Dressant son bilan de 2009 et parlant des projets à venir, le ministre responsable de l'Outaouais, Norm MacMillan, a mentionné ce fait à La Revue. «Ce n'est pas sur la table en ce moment. Ça ne veut pas dire qu'on rejette le projet du revers de la main par contre.»
Ça signifie toutefois que les chances de voir le projet obtenir une subvention dans le cadre de la deuxième phase du programme des infrastructures du savoir sont presque nulles. L'UQO devra donc attendre et continuer son lobbyisme auprès du gouvernement.
Rappelons que le projet de l'UQO, sur la table à dessin depuis plus de 10 ans, vise à réunir les campus Lucien-Brault et Alexandre-Taché au même endroit, sur Alexandre-Taché. Un projet évalué à 66 millions $. Ça permettrait de créer une vie étudiante et d'économiser sur le dédoublement des services, comme la cafétéria et la bibliothèque.
Du côté de l'UQO, le recteur, Jean Vaillancourt, ne s'en fait pas trop avec cette décision du gouvernement provincial. «Le gouvernement du Québec, comme tout le monde, est en train de préparer son budget et on comprend qu'il a beaucoup de choix à faire.»
Restera donc à l'UQO de convaincre le gouvernement qu'il s'agit d'un projet bénéfique pour l'Outaouais et le Québec, puisqu'il est impensable pour l'université de pouvoir faire ce projet sans une contribution de Québec. Et si de l'argent est disponible à Ottawa aussi, ce serait encore mieux pour l'UQO.
Jean Vaillancourt rappelle son intention de mener à bien son projet avant la fin de son nouveau mandat en 2014. «La consolidation de nos activités demeure notre première priorité, mentionne-t-il.

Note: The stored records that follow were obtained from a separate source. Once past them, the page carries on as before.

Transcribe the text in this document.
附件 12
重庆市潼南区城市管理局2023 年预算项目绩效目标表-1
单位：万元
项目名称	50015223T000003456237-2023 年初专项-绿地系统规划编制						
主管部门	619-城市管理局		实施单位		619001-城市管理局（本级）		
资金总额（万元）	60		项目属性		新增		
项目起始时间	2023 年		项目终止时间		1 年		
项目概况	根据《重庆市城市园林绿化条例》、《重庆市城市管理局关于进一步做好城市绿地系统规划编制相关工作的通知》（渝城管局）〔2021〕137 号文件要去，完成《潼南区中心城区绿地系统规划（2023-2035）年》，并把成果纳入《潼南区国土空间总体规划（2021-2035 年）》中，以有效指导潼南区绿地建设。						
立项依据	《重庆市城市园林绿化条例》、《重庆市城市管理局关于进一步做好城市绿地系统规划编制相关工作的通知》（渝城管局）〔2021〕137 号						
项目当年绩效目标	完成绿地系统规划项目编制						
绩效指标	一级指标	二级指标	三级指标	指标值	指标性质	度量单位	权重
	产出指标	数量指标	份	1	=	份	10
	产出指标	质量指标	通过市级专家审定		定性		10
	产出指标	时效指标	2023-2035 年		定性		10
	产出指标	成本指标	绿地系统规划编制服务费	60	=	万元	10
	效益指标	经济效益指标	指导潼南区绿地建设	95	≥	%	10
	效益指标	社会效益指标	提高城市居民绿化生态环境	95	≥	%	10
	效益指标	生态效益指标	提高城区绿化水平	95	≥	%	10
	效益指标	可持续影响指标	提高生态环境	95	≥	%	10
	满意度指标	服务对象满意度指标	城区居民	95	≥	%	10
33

Ça fait partie du plan stratégique. C'est sûr que ce serait la plus belle réalisation de ce deuxième mandat. Je suis confiant de pouvoir y arriver.»
Il ne faut cependant pas oublier, ajoute Jean Vaillancourt, que le gouvernement a déjà aidé l'UQO dans les dernières années avec le CRTL et l'agrandissement à Alexandre-Taché. «Je considère que ce sont deux étapes vers le campus consolidé», explique-t-il.
La consolidation des deux campus de l'UQO devrait permettre de réaliser la véritable cité universitaire qui est dans les propos de tout le monde de la région depuis plus d'un an. «Ça permettrait de créer une synergie au sein de l'Université», affirme Jean Vaillancourt.
Surtout que l'UQO ne serait possiblement pas le seul établissement institutionnel à profiter de cette cité universitaire. Le projet se ferait en partenariat avec d'autres établissements d'enseignement, notamment l'ÉNAP. «On veut en faire un projet mobilisateur pour plusieurs établissements d'enseignement de la région», indique M. Vaillancourt.
En ce qui concerne le futur du pavillon Lucien-Brault, dont la vente servirait à financer une partie du projet, rien ne devrait se concrétiser avant l'annonce d'un financement gouvernemental qui confirmerait la réalisation du campus consolidé.